- Walmart plans to acquire the platform, intellectual property and staff of last-mile delivery app JoyRun for an undisclosed sum, Srini Venkatesan, executive vice president at Walmart Global Tech, announced on LinkedIn Thursday.
- JoyRun is a peer-to-peer delivery app wherein users can share that they are making a trip to a retail store or restaurant and neighbors can purchase items from the same store through the app for the original poster to deliver. The app has 30,000 users and roughly 540 retail partners, according to Venkatesan.
- When the deal closes, expected within several weeks, Walmart will temporarily shut down the app while it assesses the intellectual property and business model. It will then relaunch it in some form, though a Walmart spokesperson said that could be different from the original.
"This acquisition allows us to further augment our team and ongoing efforts to explore even more ways to deliver for customers in the future. For instance, Runners could complement our SPARK program and 3rd Party delivery providers," Venkatesan wrote on LinkedIn.
JoyRun's team will join the supply chain technology team, within Walmart's Bay Area global tech team, which extended remote work indefinitely this year.
At this point, Walmart does not know if or how JoyRun will integrate into its existing last-mile portfolio, the spokesperson said. But the retailer's move to acquire the 5-year-old Bay Area startup presents more evidence that Walmart's strategy continues to diversify.
Current last-mile strategies and pilots include autonomous delivery vehicles. third-party services, in-sourced delivery services to the doorstep and inside consumers' homes, and experimentation with drones.
Though it may not last beyond Walmart's assessment, JoyRun's peer-to-peer delivery is somewhat similar to gig-economy-driven, last-mile provider Roadie, which Walmart also partners with, in that the intention is for the drivers to pick up an extra task to complete during trips they are already making.

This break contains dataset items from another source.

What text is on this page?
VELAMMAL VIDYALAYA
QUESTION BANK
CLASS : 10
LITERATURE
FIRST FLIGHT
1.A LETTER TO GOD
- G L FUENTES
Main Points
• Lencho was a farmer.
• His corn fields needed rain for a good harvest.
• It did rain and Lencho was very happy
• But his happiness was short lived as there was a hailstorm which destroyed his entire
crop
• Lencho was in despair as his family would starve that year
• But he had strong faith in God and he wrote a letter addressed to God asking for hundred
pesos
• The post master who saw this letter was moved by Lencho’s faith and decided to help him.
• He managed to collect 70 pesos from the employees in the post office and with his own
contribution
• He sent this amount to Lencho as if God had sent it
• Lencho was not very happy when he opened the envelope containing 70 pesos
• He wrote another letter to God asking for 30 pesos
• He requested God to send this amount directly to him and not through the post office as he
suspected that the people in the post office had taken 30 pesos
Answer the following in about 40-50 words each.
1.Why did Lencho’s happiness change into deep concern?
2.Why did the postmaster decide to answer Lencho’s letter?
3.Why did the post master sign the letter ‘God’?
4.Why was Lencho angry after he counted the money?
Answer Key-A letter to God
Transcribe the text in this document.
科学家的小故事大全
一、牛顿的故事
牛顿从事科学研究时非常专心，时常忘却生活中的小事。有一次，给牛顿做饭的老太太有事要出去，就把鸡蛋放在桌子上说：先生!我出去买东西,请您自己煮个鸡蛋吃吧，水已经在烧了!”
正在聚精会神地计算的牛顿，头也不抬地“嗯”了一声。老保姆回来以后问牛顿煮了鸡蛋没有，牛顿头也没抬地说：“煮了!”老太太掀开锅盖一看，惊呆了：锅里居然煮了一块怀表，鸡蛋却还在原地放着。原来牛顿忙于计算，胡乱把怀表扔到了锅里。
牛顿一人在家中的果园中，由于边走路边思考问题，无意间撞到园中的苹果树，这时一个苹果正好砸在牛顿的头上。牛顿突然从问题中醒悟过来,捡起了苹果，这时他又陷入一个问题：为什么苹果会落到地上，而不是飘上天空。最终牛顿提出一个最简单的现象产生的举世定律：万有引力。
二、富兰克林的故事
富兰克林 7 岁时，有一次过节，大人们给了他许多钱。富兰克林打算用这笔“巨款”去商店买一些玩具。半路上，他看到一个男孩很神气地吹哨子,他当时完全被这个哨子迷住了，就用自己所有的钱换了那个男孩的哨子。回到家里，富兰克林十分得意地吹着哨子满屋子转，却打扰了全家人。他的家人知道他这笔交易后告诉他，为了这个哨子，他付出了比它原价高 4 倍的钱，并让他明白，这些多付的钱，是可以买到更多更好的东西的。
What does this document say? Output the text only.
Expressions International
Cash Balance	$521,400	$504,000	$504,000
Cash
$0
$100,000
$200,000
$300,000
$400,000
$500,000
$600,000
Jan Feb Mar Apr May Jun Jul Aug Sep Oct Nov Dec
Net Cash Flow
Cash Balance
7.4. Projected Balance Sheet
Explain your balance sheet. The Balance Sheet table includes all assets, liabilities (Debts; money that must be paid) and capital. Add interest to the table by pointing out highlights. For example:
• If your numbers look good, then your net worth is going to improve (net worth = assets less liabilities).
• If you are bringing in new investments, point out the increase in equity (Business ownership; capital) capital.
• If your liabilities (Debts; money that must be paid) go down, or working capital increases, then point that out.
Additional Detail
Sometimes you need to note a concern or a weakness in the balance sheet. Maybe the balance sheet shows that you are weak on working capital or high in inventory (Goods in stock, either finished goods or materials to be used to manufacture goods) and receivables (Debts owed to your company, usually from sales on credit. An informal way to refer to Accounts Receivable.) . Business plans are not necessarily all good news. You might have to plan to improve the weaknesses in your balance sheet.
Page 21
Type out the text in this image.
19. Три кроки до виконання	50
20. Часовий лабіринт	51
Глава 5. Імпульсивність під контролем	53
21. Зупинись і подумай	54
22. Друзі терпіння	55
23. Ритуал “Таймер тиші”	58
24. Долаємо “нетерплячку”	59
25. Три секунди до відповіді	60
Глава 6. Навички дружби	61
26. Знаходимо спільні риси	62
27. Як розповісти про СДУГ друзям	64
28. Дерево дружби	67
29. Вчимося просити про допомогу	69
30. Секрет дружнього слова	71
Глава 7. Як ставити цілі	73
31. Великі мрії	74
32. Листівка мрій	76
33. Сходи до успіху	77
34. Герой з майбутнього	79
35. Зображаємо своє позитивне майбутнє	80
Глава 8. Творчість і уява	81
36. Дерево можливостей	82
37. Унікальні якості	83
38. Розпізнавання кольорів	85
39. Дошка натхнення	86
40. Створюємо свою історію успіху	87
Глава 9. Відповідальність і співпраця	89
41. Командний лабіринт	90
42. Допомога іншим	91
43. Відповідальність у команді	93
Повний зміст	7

Roadie calls this model "on the way" delivery.
In JoyRun's existing model, which started exclusively on college campuses and eventually branched out, users offering delivery services can send a message to other users in their areas that they are making a trip and invite then to "join the order."
Though Walmart is consistently diversifying its last-mile offering, it sheds last-mile providers with some regularity. Skipcart ended its relationship with the retailer this year, telling Bloomberg the company was losing money. Uber, Lyft and now-defunct (and Target-acquired) Deliv also parted ways with Walmart within the last two years.
Walmart Chief Financial Officer Brett Biggs called out direct-to-home delivery and curbside pickup as the driving forces behind the retailer's 41% YoY growth in e-commerce in Q3, during a recent earnings call. The company now offers "Express Delivery" from 2,700 stores in under half an hour. These forces combined with the ongoing pandemic explain the Walmart's appetite for last-mile delivery capacity.